Another item, fulfilled by 5 of the 9 documents, was the definition of specific care goals, an aspect that may also be influenced by the difference between care plans and guidelines.3,7 Thus, all care plans fulfilled this parameter, compared to only 2 of the 6 guidelines.

Asthma education was another one of the items with several subitems; 5 documents fulfilled it completely and another 2 scored more than 90% on this item, but all documents devoted a substantial section to health literacy, agreeing on the stance that this is a cornerstone of asthma management.20,21

Other parameters, such as assessing asthma severity at diagnosis, having a print document, providing clear criteria for entry in the care pathway, defining the scope of application, establishing criteria for coordination of care and referrals between care levels or protocols for asthma control medication and treatment of exacerbations, were fulfilled by most documents, probably because these were included in the Paediatric Asthma Care Pathway within the section on Paediatric Care of the list of services covered by the PC system of the Ministry of Health of Spain as criteria that must be met to receive accreditation for this care.9

In the past 20 years, ACs in Spain have been publishing regional plans for the management of asthma in the paediatric age group. The few studies that have analysed the impact of their implementation5 have evinced ACs with a paediatric asthma care plan/guideline allocate more resources to asthma care and that a higher proportion of children with asthma in these regions are followed up in PC paediatric clinics, although we do not know the impact of the provided care on the quality of patients and their families or in the consumption of health care resources, or whether there are differences in outcomes between ACs with an established care pathway, an official guideline or neither.3 The experience with the implementation of regional or national asthma care plans described in other countries, such as Finland, Poland, Canada or Australia, clearly demonstrates that these programmes are cost-effective for patients and society overall. In addition, regional/national plans achieve better outcomes compared to conventional asthma care guidelines.7 Thus, the recently published “worldwide charter for all children with asthma”31 proposes a roadmap to improve the quality of life of these patients in which asthma monitoring and management in children is carried out in the framework of a care pathway adapted to local/regional characteristics, rooted in the primary level of care, which requires active involvement of governments, institutions and health care workers to achieve improvements in health care outcomes.

CONCLUSION

Our study evinced that asthma care in the paediatric age group varies significantly within Spain and allowed us to generate an AC map based on the use of specific asthma care plans.
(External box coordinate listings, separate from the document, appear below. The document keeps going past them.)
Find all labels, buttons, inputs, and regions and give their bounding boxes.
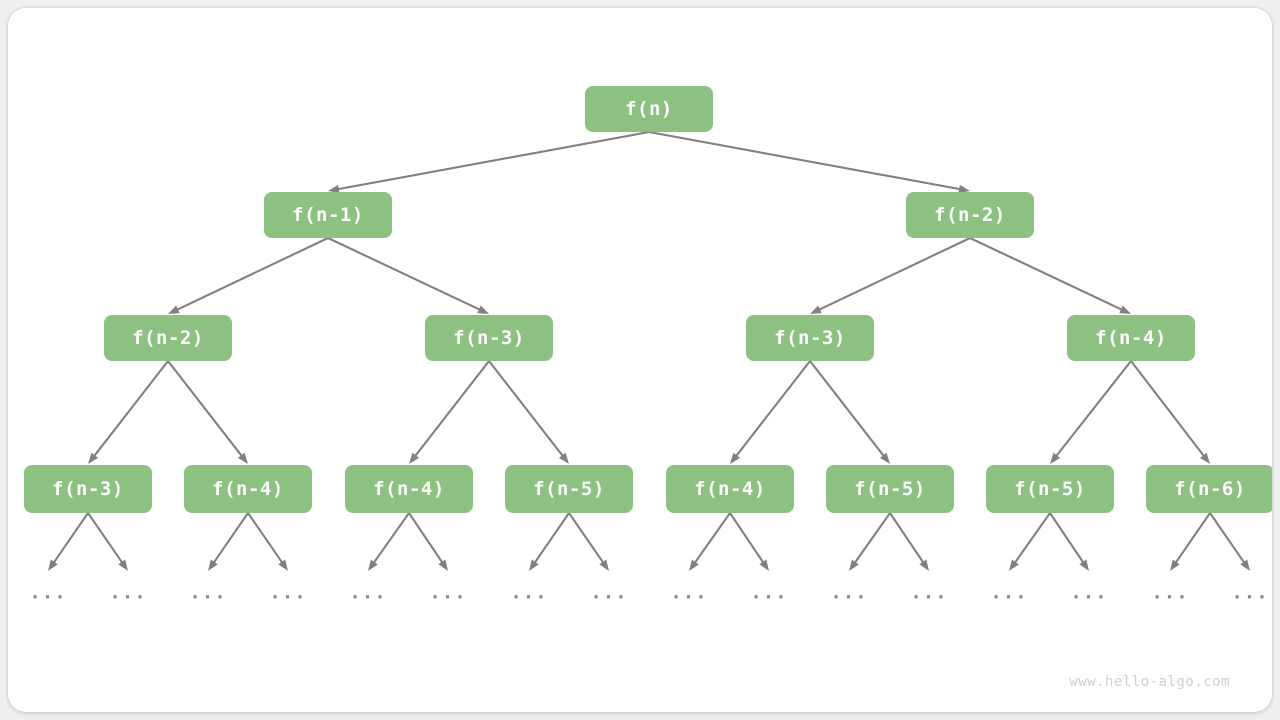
tree-node-n6[interactable]: f(n-4) — [1067, 315, 1195, 361]
tree-node-label: f(n-5) — [1014, 478, 1086, 500]
edge-n0-to-n2 — [647, 130, 970, 194]
watermark: www.hello-algo.com — [1069, 674, 1230, 690]
edge-leaf-2 — [208, 511, 250, 571]
tree-node-n8[interactable]: f(n-4) — [184, 465, 312, 513]
edge-n2-to-n5 — [810, 236, 972, 314]
leaf-ellipsis-2: ... — [189, 581, 227, 604]
tree-node-n10[interactable]: f(n-5) — [505, 465, 633, 513]
edge-leaf-6 — [529, 511, 571, 571]
edge-leaf-10 — [849, 511, 892, 571]
tree-node-label: f(n-6) — [1174, 478, 1246, 500]
edge-n3-to-n8 — [166, 359, 248, 464]
edge-n2-to-n6 — [968, 236, 1131, 314]
tree-node-label: f(n-2) — [934, 204, 1006, 226]
tree-node-n3[interactable]: f(n-2) — [104, 315, 232, 361]
tree-node-label: f(n-4) — [373, 478, 445, 500]
edge-n0-to-n1 — [328, 130, 651, 194]
edge-n3-to-n7 — [88, 359, 170, 464]
leaf-ellipsis-0: ... — [29, 581, 67, 604]
edge-n5-to-n12 — [808, 359, 890, 464]
edge-n1-to-n4 — [326, 236, 489, 314]
tree-node-label: f(n-1) — [292, 204, 364, 226]
tree-node-n14[interactable]: f(n-6) — [1146, 465, 1272, 513]
tree-node-label: f(n-2) — [132, 327, 204, 349]
leaf-ellipsis-12: ... — [990, 581, 1028, 604]
edge-leaf-4 — [368, 511, 411, 571]
tree-node-n11[interactable]: f(n-4) — [666, 465, 794, 513]
leaf-ellipsis-3: ... — [269, 581, 307, 604]
edge-n1-to-n3 — [168, 236, 330, 314]
recursion-tree-canvas: f(n) f(n-1) f(n-2) f(n-2) f(n-3) f(n-3) f(n-4)… — [8, 8, 1272, 712]
tree-node-n13[interactable]: f(n-5) — [986, 465, 1114, 513]
edge-leaf-12 — [1009, 511, 1052, 571]
edge-n6-to-n13 — [1050, 359, 1133, 464]
tree-node-n9[interactable]: f(n-4) — [345, 465, 473, 513]
leaf-ellipsis-8: ... — [670, 581, 708, 604]
leaf-ellipsis-9: ... — [750, 581, 788, 604]
tree-node-n1[interactable]: f(n-1) — [264, 192, 392, 238]
edge-leaf-0 — [48, 511, 90, 571]
tree-node-n12[interactable]: f(n-5) — [826, 465, 954, 513]
tree-node-n7[interactable]: f(n-3) — [24, 465, 152, 513]
leaf-ellipsis-6: ... — [510, 581, 548, 604]
tree-node-label: f(n-3) — [774, 327, 846, 349]
tree-node-n2[interactable]: f(n-2) — [906, 192, 1034, 238]
edge-leaf-13 — [1048, 511, 1089, 571]
tree-node-label: f(n-3) — [52, 478, 124, 500]
edge-leaf-5 — [407, 511, 448, 571]
leaf-ellipsis-4: ... — [349, 581, 387, 604]
tree-node-label: f(n-4) — [212, 478, 284, 500]
tree-node-label: f(n) — [625, 98, 673, 120]
tree-node-label: f(n-4) — [694, 478, 766, 500]
edge-leaf-3 — [246, 511, 288, 571]
edge-leaf-9 — [728, 511, 769, 571]
edge-n6-to-n14 — [1129, 359, 1210, 464]
edge-leaf-8 — [689, 511, 732, 571]
tree-node-label: f(n-3) — [453, 327, 525, 349]
edge-leaf-7 — [567, 511, 609, 571]
edge-leaf-15 — [1208, 511, 1250, 571]
leaf-ellipsis-14: ... — [1151, 581, 1189, 604]
tree-node-label: f(n-5) — [533, 478, 605, 500]
edge-n4-to-n10 — [487, 359, 569, 464]
edge-leaf-14 — [1170, 511, 1212, 571]
leaf-ellipsis-10: ... — [830, 581, 868, 604]
tree-node-n5[interactable]: f(n-3) — [746, 315, 874, 361]
leaf-ellipsis-5: ... — [429, 581, 467, 604]
leaf-ellipsis-7: ... — [590, 581, 628, 604]
tree-node-label: f(n-5) — [854, 478, 926, 500]
edge-leaf-11 — [888, 511, 929, 571]
tree-node-n0[interactable]: f(n) — [585, 86, 713, 132]
leaf-ellipsis-13: ... — [1070, 581, 1108, 604]
edge-n5-to-n11 — [730, 359, 812, 464]
tree-node-label: f(n-4) — [1095, 327, 1167, 349]
edge-n4-to-n9 — [409, 359, 491, 464]
tree-node-n4[interactable]: f(n-3) — [425, 315, 553, 361]
edge-leaf-1 — [86, 511, 128, 571]
leaf-ellipsis-15: ... — [1231, 581, 1269, 604]
leaf-ellipsis-11: ... — [910, 581, 948, 604]
diagram-card: f(n) f(n-1) f(n-2) f(n-2) f(n-3) f(n-3) f(n-4)… — [8, 8, 1272, 712]
leaf-ellipsis-1: ... — [109, 581, 147, 604]
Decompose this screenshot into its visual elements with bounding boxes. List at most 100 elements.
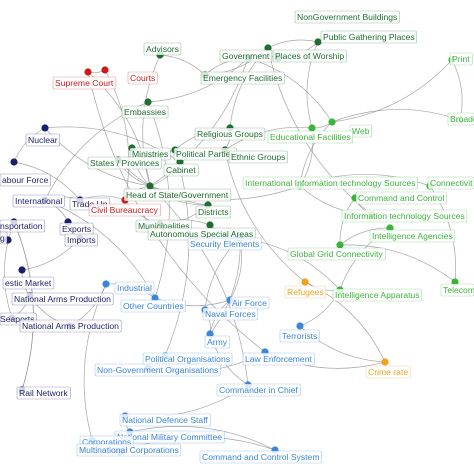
node-domestic-market[interactable] xyxy=(18,266,26,274)
label-ngos[interactable]: Non-Government Organisations xyxy=(94,363,221,377)
node-intelligence-agencies[interactable] xyxy=(386,224,394,232)
label-political-parties[interactable]: Political Parties xyxy=(173,147,238,161)
label-national-arms-production-1[interactable]: National Arms Production xyxy=(11,292,114,306)
label-civil-bureaucracy[interactable]: Civil Bureaucracy xyxy=(88,203,161,217)
node-courts[interactable] xyxy=(101,66,109,74)
label-emergency-facilities[interactable]: Emergency Facilities xyxy=(200,71,285,85)
node-other-countries[interactable] xyxy=(151,294,159,302)
label-exports[interactable]: Exports xyxy=(59,222,94,236)
node-nongov-buildings[interactable] xyxy=(264,44,272,52)
edge-web-to-broadcast xyxy=(331,109,461,123)
label-districts[interactable]: Districts xyxy=(195,205,231,219)
label-command-control[interactable]: Command and Control xyxy=(355,191,447,205)
label-crime-rate[interactable]: Crime rate xyxy=(365,365,411,379)
label-left-label[interactable]: g xyxy=(0,231,8,245)
label-transportation[interactable]: nsportation xyxy=(0,219,46,233)
node-cabinet[interactable] xyxy=(176,158,184,166)
label-box-print xyxy=(449,52,473,66)
label-it-sources[interactable]: Information technology Sources xyxy=(341,209,468,223)
label-commander-in-chief[interactable]: Commander in Chief xyxy=(216,383,301,397)
label-command-control-system[interactable]: Command and Control System xyxy=(199,450,322,464)
label-national-arms-production-2[interactable]: National Arms Production xyxy=(19,319,122,333)
label-box-labour-force xyxy=(0,173,51,187)
label-public-gathering[interactable]: Public Gathering Places xyxy=(320,30,418,44)
label-embassies[interactable]: Embassies xyxy=(121,105,169,119)
label-web[interactable]: Web xyxy=(349,124,373,138)
label-text-connectivity: Connectivit xyxy=(430,178,473,188)
label-head-of-state[interactable]: Head of State/Government xyxy=(123,188,232,202)
label-ethnic-groups[interactable]: Ethnic Groups xyxy=(228,150,288,164)
label-cabinet[interactable]: Cabinet xyxy=(163,163,199,177)
label-global-grid[interactable]: Global Grid Connectivity xyxy=(287,247,386,261)
label-army[interactable]: Army xyxy=(204,335,231,349)
label-text-labour-force: abour Force xyxy=(2,175,49,185)
label-nuclear[interactable]: Nuclear xyxy=(25,133,61,147)
label-print[interactable]: Print xyxy=(449,52,473,66)
label-text-telecom: Telecom xyxy=(443,285,474,295)
label-multinational-corporations[interactable]: Multinational Corporations xyxy=(76,443,182,457)
label-broadcast[interactable]: Broadc xyxy=(447,112,474,126)
label-supreme-court[interactable]: Supreme Court xyxy=(52,76,117,90)
label-text-intl-it-sources: International Information technology Sou… xyxy=(245,178,416,188)
label-national-defence-staff[interactable]: National Defence Staff xyxy=(119,413,211,427)
node-labour-force[interactable] xyxy=(10,158,18,166)
label-courts[interactable]: Courts xyxy=(127,71,158,85)
label-nongov-buildings[interactable]: NonGovernment Buildings xyxy=(294,10,400,24)
label-security-elements[interactable]: Security Elements xyxy=(187,237,262,251)
node-crime-rate[interactable] xyxy=(381,358,389,366)
label-intl-it-sources[interactable]: International Information technology Sou… xyxy=(242,176,418,190)
label-box-global-grid xyxy=(287,247,386,261)
label-other-countries[interactable]: Other Countries xyxy=(120,299,186,313)
label-text-transportation: nsportation xyxy=(0,221,43,231)
label-law-enforcement[interactable]: Law Enforcement xyxy=(242,352,315,366)
node-educational-facilities[interactable] xyxy=(308,124,316,132)
node-embassies[interactable] xyxy=(144,98,152,106)
label-naval-forces[interactable]: Naval Forces xyxy=(202,307,258,321)
node-refugees[interactable] xyxy=(301,278,309,286)
label-domestic-market[interactable]: estic Market xyxy=(2,276,55,290)
label-text-ministries: Ministries xyxy=(132,149,168,159)
node-industrial[interactable] xyxy=(102,280,110,288)
label-telecom[interactable]: Telecom xyxy=(440,283,474,297)
label-refugees[interactable]: Refugees xyxy=(284,285,327,299)
node-public-gathering[interactable] xyxy=(314,38,322,46)
label-autonomous[interactable]: Autonomous Special Areas xyxy=(147,227,256,241)
node-telecom[interactable] xyxy=(451,278,459,286)
label-text-terrorists: Terrorists xyxy=(282,331,317,341)
label-educational-facilities[interactable]: Educational Facilities xyxy=(267,130,354,144)
label-intelligence-apparatus[interactable]: Intelligence Apparatus xyxy=(332,288,422,302)
label-labour-force[interactable]: abour Force xyxy=(0,173,51,187)
label-text-security-elements: Security Elements xyxy=(190,239,259,249)
label-political-organisations[interactable]: Political Organisations xyxy=(142,352,233,366)
node-terrorists[interactable] xyxy=(296,322,304,330)
label-religious-groups[interactable]: Religious Groups xyxy=(194,127,266,141)
label-industrial[interactable]: Industrial xyxy=(114,281,155,295)
edge-global-grid-to-telecom xyxy=(339,244,456,283)
label-box-industrial xyxy=(114,281,155,295)
label-states-provinces[interactable]: States / Provinces xyxy=(87,156,162,170)
label-box-crime-rate xyxy=(365,365,411,379)
node-head-of-state[interactable] xyxy=(146,182,154,190)
label-imports[interactable]: Imports xyxy=(64,233,98,247)
node-autonomous[interactable] xyxy=(206,221,214,229)
label-intelligence-agencies[interactable]: Intelligence Agencies xyxy=(369,229,456,243)
label-text-print: Print xyxy=(452,54,470,64)
node-nuclear[interactable] xyxy=(41,124,49,132)
label-box-commander-in-chief xyxy=(216,383,301,397)
label-terrorists[interactable]: Terrorists xyxy=(279,329,320,343)
label-box-head-of-state xyxy=(123,188,232,202)
label-rail-network[interactable]: Rail Network xyxy=(16,386,71,400)
node-web[interactable] xyxy=(328,118,336,126)
node-supreme-court[interactable] xyxy=(84,68,92,76)
label-connectivity[interactable]: Connectivit xyxy=(427,176,474,190)
node-army[interactable] xyxy=(206,330,214,338)
edge-transportation-to-seaports xyxy=(3,221,15,319)
label-text-autonomous: Autonomous Special Areas xyxy=(150,229,253,239)
label-government[interactable]: Government xyxy=(219,49,273,63)
label-box-rail-network xyxy=(16,386,71,400)
label-international[interactable]: International xyxy=(12,194,65,208)
label-places-worship[interactable]: Places of Worship xyxy=(272,49,347,63)
node-global-grid[interactable] xyxy=(336,241,344,249)
label-air-force[interactable]: Air Force xyxy=(229,296,270,310)
label-advisors[interactable]: Advisors xyxy=(143,42,182,56)
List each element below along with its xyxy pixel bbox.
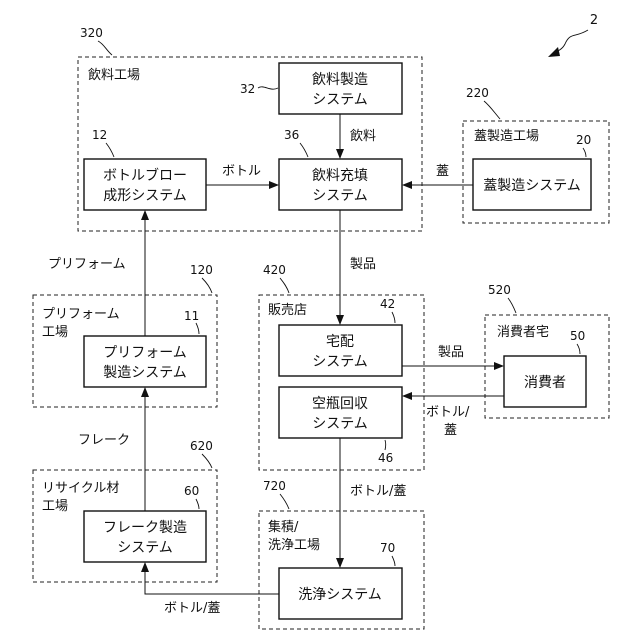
region-ref-store: 420 <box>263 263 286 277</box>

To pursue equity in the care delivered to all children and adolescents with the disease, it would be beneficial for all regions to implement an updated integrated care plan adapted to the particular characteristics of each AC, based on the recommendation of the CPGs of highest quality, including every health care professional involved in the management of children and adolescents with asthma and incorporating validated and standardised quality indicators to allow evaluation of the appropriateness of existing care plans, assessment and comparison of care outcomes and identification of opportunities for improvement.

CONFLICTS OF INTEREST

This article has been produced in the framework of the final master’s thesis for the Master of Primary Care Paediatrics programme of the Universidad Complutense de Madrid.

The authors have no conflicts of interest to disclose in relation to the preparation and publication of this article.

ABBREVIATIONS

AC: autonomous community · AEPap: Asociación Española de Pediatría de Atención Primaria · CPG: clinical practice guideline · LS: list of services · LTA: life-threatening asthma · NHS: National Health System · PAP: primary care paediatrician · PC: Primary Care.